O Consumo nos Lares Brasileiros encerrou o primeiro semestre com alta acumulada de 2,49%, segundo o monitoramento mensal da Associação Brasileira de Supermercados (ABRAS). Em relação a junho de 2025, o indicador registrou alta de 1,86%. Na comparação com maio, o consumo avançou 0,48%. Os dados são deflacionados pelo Índice Nacional de Preços ao Consumidor Amplo (IPCA), calculado pelo Instituto Brasileiro de Geografia e Estatística (IBGE), e contemplam o desempenho de todos os formatos de supermercados. Depois de um início de ano mais moderado, o consumo ganhou força entre março e maio, com altas de 3,20%, 3,17% e 3,93%, respectivamente, na comparação com os mesmos meses do ano anterior.
“O semestre mostra a resiliência do consumo nos lares. Mesmo com pressão concentrada em itens importantes da cesta de abastecimento, a sustentação da renda pelo mercado de trabalho e a circulação de recursos relevantes contribuíram para manter o consumo positivo. A leitura do período aponta para um comportamento mais planejado, com maior atenção às promoções, comparação de preços e seletividade na composição da cesta”, analisa Marcio Milan.

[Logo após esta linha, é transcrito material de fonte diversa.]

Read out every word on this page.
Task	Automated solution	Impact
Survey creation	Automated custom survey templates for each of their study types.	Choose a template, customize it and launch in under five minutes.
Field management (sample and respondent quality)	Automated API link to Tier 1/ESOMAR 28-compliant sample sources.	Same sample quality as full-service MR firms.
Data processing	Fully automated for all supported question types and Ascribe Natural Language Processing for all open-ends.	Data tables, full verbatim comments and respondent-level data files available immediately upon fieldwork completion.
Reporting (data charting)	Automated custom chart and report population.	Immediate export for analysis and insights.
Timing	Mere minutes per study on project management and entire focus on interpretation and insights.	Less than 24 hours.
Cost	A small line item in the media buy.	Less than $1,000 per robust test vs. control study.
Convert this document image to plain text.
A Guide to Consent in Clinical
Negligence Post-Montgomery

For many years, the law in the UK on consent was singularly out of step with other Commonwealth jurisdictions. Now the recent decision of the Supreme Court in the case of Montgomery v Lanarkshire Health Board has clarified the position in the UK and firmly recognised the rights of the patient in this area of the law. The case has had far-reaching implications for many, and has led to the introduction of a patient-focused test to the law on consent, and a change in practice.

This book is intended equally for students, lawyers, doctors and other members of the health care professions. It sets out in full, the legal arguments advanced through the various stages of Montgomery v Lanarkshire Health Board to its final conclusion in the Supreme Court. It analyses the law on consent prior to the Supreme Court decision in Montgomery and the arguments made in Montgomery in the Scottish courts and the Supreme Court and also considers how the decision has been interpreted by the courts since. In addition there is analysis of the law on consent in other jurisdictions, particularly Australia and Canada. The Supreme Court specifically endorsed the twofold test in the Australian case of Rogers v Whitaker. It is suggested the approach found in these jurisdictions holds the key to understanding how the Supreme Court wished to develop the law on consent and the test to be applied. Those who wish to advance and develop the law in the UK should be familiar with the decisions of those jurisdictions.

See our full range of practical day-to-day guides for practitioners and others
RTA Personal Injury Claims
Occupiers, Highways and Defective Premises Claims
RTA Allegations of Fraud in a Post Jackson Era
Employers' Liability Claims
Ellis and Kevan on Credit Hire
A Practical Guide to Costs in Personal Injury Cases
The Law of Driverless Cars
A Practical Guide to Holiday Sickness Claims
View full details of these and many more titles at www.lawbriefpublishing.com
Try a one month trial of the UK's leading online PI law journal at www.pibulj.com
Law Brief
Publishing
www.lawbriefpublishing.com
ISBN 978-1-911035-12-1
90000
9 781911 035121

Embora junho tenha crescido em ritmo mais moderado, semanas com jogos de maior mobilização da Copa do Mundo estiveram associadas a um desempenho mais dinâmico em categorias de consumo de ocasião. Esse comportamento, no entanto, deve ser lido em conjunto com o momento do orçamento das famílias.
“A semana da estreia do Brasil combinou dois fatores importantes: a mobilização em torno dos jogos e um período ainda próximo ao recebimento de salários, quando parte dos consumidores tende a ter maior disponibilidade de renda. Ao longo do mês, o movimento não ocorreu de forma uniforme entre as categorias e variou conforme o calendário da competição, a participação da Seleção Brasileira, as promoções e o orçamento das famílias”, afirma Milan.
Na composição da Cesta Copa 2026, os maiores pesos vieram de cortes bovinos (17,2%), cervejas (13,1%), cortes de frango (11,4%), embutidos de carne (10,9%) e refrigerantes (10,3%). Juntas, essas cinco categorias responderam por mais de 60% da cesta analisada no período. Também tiveram participação relevante chocolates (8,0%) e salgadinhos para aperitivo (7,1%), reforçando o papel dos itens de conveniência e de consumo associado aos momentos de encontro em casa.
Na comparação com a Copa anterior, houve mudança na hierarquia das categorias de maior contribuição. Em 2022, os destaques foram salgadinhos, cerveja e carnes in natura. Em 2026, a carne in natura passou a aparecer como principal destaque, seguida por cerveja, refrigerante, chocolate e salgadinhos. Esse movimento indica que o consumo de ocasião não ficou restrito a bebidas e petiscos. Também envolveu itens ligados ao preparo de refeições e aos encontros nos lares.
PROGRAMAS
O orçamento das famílias contou, no fechamento do semestre, com a circulação de recursos relevantes. Entre maio e junho, a Receita Federal pagou cerca de R$ 32 bilhões nos dois primeiros lotes de restituição do Imposto de Renda Pessoa Física 2026. Também permaneceram em circulação os recursos da antecipação do 13º salário de aposentados, pensionistas e beneficiários de auxílios do INSS, estimados em R$ 78,2 bilhões, destinados a cerca de 35,2 milhões de beneficiários entre abril e junho.
Em junho, programas de transferência de renda e liberações previstas no calendário também contribuíram para manter renda disponível. O Bolsa Família transferiu R$ 13,1 bilhões para 19 milhões de beneficiários; o quinto lote do PIS/PASEP movimentou cerca de R$ 5,5 bilhões; e houve ainda a liberação de R$ 2,6 bilhões para o pagamento de atrasados do INSS. Ao longo de 2026, outro fator de sustentação da renda é o reajuste de 5,4% no piso salarial dos professores da educação básica pública, em vigor desde janeiro, cujo impacto estimado na economia é de R$ 6,4 bilhões.